On February 17, 2017, Waller Broadcasting filed for an extension of the Special Temporary Authority allowing KLJT and its three sisters to remain silent for an additional 180 days. The application also stated that a buyer had been found for the stations, and was expected to announce a deal to transfer the four stations' licenses, pending F.C.C. approval, within the next 30 days.

On July 3, 2017, East Texas Results Group (operated by Paul Coates and Mike Huckabee) began its temporary lease of KLJT & KFRO-FM from Dorothy Waller, and relaunched the CHR format as Fun Radio after being absent from the airwaves for almost a year.
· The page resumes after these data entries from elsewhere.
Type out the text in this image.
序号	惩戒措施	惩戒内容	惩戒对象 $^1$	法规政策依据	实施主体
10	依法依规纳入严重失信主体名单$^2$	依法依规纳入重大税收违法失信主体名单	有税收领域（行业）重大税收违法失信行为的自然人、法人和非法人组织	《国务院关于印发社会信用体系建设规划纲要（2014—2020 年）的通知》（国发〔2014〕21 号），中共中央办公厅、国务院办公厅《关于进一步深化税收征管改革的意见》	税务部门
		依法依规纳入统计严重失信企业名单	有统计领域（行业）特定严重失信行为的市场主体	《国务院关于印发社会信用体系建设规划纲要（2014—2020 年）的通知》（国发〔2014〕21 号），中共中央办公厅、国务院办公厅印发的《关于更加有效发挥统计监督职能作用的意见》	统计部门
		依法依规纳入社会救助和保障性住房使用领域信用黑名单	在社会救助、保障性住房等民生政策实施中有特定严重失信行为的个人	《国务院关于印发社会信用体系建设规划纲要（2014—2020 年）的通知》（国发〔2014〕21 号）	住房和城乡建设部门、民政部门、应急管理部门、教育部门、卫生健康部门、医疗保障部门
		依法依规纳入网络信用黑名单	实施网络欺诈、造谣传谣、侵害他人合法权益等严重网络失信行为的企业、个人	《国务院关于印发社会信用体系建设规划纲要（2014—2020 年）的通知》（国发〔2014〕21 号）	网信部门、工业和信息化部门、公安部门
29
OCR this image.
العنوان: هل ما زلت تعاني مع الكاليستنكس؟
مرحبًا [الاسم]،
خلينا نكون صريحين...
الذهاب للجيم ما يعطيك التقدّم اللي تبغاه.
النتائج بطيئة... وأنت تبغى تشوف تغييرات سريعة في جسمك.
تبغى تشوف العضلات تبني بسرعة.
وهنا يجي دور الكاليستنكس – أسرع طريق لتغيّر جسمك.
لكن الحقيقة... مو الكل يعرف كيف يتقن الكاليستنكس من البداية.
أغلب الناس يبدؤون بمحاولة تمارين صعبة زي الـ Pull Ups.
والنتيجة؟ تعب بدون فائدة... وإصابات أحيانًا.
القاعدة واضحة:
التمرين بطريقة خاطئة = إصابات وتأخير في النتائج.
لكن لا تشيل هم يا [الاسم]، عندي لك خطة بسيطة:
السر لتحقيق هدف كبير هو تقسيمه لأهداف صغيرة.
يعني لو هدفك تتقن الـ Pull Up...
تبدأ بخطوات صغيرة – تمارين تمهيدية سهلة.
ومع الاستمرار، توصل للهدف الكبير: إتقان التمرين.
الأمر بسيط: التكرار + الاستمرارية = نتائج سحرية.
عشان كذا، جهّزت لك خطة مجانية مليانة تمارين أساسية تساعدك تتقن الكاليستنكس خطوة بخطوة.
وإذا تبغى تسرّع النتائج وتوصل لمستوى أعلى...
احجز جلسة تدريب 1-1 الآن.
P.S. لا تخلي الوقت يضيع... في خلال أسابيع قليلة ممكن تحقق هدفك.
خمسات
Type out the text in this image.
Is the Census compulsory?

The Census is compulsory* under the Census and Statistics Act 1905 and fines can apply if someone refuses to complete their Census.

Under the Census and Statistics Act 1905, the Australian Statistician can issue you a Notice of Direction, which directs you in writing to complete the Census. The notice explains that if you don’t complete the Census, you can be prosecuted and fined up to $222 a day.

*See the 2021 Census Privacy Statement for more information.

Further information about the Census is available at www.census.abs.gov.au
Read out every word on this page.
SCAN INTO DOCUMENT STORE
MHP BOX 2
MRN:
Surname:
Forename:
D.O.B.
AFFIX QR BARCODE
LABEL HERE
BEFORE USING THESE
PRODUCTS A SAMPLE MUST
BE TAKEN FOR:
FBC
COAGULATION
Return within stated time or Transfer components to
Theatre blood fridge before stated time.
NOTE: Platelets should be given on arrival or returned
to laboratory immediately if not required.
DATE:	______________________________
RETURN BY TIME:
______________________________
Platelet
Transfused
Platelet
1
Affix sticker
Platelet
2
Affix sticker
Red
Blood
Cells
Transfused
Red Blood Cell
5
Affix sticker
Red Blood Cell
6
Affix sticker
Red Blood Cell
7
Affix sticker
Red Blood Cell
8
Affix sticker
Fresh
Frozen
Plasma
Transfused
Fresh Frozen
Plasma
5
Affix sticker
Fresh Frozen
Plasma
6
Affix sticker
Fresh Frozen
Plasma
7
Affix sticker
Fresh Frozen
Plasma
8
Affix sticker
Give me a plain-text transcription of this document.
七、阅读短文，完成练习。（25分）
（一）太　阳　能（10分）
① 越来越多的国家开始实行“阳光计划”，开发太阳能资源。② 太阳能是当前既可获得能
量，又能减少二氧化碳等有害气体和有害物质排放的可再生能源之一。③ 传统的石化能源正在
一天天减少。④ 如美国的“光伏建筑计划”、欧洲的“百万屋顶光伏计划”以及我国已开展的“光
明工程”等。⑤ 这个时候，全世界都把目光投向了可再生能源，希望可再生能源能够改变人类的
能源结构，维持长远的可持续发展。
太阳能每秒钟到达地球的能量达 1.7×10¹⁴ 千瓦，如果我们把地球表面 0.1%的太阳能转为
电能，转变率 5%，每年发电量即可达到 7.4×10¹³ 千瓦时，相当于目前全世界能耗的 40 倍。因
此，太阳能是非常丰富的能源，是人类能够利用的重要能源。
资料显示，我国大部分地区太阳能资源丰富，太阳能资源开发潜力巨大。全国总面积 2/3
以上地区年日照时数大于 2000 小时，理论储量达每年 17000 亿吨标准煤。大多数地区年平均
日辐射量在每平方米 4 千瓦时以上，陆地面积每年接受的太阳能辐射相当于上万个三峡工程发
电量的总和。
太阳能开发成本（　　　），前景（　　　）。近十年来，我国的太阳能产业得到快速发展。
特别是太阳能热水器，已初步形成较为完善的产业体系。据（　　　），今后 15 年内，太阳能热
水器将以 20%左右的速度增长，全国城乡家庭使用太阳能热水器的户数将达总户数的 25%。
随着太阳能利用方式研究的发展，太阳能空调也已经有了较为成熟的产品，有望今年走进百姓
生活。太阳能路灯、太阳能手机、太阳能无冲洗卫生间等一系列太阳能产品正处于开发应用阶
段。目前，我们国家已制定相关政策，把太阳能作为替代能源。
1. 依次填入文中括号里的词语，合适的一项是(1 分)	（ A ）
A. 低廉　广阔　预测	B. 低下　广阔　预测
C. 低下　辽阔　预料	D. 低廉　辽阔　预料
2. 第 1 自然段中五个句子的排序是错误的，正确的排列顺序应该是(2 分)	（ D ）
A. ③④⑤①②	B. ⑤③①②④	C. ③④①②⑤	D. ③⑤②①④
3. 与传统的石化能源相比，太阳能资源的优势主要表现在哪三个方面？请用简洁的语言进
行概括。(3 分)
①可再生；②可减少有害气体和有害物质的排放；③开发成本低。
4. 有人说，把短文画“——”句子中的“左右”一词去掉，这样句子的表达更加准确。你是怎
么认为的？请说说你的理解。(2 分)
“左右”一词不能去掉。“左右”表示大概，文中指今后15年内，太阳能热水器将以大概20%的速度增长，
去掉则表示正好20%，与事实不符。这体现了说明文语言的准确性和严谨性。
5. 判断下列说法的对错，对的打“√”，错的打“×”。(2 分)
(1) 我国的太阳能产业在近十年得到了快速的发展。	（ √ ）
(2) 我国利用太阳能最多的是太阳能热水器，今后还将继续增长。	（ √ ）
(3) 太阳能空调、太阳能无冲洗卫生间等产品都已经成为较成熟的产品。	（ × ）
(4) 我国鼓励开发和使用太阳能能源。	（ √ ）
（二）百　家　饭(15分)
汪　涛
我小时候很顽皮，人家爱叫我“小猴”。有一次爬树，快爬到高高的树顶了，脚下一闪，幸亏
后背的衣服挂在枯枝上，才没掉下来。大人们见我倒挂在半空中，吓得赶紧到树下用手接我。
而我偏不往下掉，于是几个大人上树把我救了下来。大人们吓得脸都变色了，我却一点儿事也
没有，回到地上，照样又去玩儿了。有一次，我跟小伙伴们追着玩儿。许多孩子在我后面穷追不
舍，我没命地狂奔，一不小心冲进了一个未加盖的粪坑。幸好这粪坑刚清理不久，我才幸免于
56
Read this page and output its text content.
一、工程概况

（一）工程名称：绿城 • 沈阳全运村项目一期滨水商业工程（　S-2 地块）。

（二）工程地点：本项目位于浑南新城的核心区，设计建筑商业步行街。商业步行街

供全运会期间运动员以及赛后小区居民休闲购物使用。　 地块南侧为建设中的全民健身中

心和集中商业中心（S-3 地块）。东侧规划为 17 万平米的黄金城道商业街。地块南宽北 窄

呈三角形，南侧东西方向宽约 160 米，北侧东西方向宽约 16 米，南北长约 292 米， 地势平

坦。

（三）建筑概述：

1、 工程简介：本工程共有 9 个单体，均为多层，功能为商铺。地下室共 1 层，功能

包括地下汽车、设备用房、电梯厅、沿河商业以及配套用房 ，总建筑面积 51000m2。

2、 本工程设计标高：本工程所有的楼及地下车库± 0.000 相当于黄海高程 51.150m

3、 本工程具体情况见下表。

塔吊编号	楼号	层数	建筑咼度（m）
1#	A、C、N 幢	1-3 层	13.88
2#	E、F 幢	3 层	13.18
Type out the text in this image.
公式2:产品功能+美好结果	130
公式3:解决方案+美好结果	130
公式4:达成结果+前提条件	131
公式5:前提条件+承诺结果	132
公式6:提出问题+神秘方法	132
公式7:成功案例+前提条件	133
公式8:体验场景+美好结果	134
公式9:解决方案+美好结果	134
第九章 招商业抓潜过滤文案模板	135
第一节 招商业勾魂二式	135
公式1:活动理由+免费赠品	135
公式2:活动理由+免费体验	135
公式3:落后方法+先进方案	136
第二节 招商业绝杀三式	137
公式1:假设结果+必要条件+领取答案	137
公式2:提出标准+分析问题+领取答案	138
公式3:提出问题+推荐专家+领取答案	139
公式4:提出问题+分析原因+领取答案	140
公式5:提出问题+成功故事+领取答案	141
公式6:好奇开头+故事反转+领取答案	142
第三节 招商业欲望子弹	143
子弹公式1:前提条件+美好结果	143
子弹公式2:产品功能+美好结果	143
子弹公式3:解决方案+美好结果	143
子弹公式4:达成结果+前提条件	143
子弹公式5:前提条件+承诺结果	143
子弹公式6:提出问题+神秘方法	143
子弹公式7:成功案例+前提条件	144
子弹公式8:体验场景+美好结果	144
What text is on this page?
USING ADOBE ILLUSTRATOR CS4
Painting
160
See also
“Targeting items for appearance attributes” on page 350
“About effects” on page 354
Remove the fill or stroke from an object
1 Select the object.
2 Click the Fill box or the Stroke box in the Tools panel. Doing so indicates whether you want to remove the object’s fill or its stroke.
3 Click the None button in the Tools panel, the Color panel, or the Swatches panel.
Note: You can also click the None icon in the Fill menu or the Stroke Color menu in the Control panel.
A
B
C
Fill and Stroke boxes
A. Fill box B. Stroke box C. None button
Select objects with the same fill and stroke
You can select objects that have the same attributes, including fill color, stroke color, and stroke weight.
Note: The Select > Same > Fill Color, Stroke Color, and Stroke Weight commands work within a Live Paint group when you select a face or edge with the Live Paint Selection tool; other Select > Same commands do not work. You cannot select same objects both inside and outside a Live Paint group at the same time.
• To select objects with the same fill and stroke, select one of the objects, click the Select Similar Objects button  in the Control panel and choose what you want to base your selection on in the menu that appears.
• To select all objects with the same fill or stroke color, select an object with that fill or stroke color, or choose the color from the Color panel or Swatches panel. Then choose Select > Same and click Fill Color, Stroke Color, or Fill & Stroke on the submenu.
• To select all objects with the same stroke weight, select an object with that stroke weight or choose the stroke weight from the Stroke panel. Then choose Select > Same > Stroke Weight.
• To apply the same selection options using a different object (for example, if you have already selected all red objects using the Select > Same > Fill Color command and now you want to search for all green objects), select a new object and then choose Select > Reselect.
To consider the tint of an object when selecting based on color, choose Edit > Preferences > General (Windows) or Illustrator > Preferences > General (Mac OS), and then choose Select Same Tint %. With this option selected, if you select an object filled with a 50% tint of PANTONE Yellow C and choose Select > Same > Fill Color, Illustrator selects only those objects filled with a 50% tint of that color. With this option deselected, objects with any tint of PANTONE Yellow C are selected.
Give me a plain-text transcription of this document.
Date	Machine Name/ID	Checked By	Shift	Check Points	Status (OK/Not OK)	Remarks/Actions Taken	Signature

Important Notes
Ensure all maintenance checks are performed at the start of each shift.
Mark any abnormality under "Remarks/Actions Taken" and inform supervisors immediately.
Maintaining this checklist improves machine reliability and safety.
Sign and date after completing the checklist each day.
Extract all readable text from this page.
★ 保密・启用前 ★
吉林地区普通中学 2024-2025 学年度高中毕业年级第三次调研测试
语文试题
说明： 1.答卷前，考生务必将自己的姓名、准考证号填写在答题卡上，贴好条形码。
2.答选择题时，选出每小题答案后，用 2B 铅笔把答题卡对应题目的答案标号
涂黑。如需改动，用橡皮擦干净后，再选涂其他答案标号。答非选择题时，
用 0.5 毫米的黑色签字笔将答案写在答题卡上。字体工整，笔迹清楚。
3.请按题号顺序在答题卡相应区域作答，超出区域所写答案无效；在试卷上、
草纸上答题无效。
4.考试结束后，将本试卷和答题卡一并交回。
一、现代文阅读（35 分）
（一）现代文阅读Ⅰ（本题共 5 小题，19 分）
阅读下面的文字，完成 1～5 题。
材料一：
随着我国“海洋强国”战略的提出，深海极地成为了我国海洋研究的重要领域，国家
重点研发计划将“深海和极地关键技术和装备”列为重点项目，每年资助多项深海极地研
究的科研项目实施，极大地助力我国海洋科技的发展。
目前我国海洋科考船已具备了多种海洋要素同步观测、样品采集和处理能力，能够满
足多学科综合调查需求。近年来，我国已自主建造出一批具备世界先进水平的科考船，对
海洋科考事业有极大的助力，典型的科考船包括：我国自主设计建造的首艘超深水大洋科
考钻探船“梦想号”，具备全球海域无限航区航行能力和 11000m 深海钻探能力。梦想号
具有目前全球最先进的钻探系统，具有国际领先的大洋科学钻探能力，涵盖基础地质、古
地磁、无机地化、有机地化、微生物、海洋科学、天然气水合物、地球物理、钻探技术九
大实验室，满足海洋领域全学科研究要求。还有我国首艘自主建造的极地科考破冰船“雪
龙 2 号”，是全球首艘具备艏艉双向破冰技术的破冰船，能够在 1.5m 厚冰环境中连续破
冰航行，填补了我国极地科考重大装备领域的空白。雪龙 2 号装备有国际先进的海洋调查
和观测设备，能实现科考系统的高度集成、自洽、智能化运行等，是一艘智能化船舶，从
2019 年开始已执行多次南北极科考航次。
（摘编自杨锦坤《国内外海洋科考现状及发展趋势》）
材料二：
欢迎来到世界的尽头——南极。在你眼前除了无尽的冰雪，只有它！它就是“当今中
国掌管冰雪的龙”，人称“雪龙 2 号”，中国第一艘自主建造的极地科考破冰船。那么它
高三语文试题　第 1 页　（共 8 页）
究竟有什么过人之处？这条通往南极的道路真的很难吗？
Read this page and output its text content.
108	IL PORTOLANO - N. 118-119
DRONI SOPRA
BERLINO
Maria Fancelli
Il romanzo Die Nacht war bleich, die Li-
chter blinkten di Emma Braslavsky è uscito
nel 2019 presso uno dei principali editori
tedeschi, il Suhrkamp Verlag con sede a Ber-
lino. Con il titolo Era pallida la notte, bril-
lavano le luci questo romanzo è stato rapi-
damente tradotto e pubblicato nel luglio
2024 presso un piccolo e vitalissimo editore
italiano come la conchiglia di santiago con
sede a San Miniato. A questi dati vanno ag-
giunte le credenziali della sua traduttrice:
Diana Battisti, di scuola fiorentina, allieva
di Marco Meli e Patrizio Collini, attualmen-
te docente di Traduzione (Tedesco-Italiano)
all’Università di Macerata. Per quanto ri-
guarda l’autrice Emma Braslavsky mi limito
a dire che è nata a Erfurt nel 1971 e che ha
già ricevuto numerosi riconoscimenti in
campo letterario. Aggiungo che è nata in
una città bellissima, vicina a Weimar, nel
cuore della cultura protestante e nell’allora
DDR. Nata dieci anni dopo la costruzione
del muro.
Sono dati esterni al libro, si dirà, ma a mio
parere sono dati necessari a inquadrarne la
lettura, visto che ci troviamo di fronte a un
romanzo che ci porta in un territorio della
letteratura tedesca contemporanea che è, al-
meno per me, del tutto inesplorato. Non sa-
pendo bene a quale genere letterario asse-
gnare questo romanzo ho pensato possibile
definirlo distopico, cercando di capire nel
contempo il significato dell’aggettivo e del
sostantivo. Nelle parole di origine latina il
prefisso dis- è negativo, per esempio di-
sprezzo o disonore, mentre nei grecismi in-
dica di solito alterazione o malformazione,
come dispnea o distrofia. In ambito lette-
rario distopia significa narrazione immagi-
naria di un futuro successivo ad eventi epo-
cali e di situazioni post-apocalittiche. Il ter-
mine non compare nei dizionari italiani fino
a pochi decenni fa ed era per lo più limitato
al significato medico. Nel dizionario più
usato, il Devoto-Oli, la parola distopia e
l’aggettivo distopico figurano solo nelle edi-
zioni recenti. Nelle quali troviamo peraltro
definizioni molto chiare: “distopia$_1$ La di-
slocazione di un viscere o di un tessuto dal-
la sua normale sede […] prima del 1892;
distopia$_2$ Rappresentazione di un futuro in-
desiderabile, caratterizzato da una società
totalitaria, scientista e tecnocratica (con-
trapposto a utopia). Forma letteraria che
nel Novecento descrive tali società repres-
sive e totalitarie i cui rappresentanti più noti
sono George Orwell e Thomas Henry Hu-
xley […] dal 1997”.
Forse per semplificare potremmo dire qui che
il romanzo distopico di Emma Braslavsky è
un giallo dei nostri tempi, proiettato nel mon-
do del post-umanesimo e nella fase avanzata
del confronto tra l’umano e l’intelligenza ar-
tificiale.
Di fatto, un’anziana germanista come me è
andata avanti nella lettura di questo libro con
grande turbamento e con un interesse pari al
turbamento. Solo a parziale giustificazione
On October 31, 2017, the license transfer was granted by the Federal Communications Commission for KLJT and its three sister stations, KFRO-FM, KMPA, and KZXM. The deal was consummated on March 8, 2018, at a purchase price of $1.2 million.

On June 10, 2019, East Texas Results Media filed to transfer the license of KLJT and its three sister stations to Encouragement Media Group, who in turn applied to turn all four facilities non-commercial. The Foundation broadcasts Christian programming.

KLJT featured a Top 40 playlist branded as Fun! 95.3/102.3 prior to the sale of the facility to Encouragement Media Group, simulcasted on sister station 95.3 KFRO-FM Gilmer. The station broadcast in HD radio until it went silent in July 2019.

"Fun 95.3 & 102.3" left the air in mid-July 2019, pending transfer of the facility's license.

The sale of KLJT and its three sister stations was consummated on October 8, 2019, with ERFET officially taking control of the licenses and facilities.

Encouragement Media Group announced that they would launch a full service Spanish language Christian format on both KLJT and KMPA. The new format launched in January 2020, as announced in late October 2019.

The station changed its call sign to KLFZ on July 22, 2022.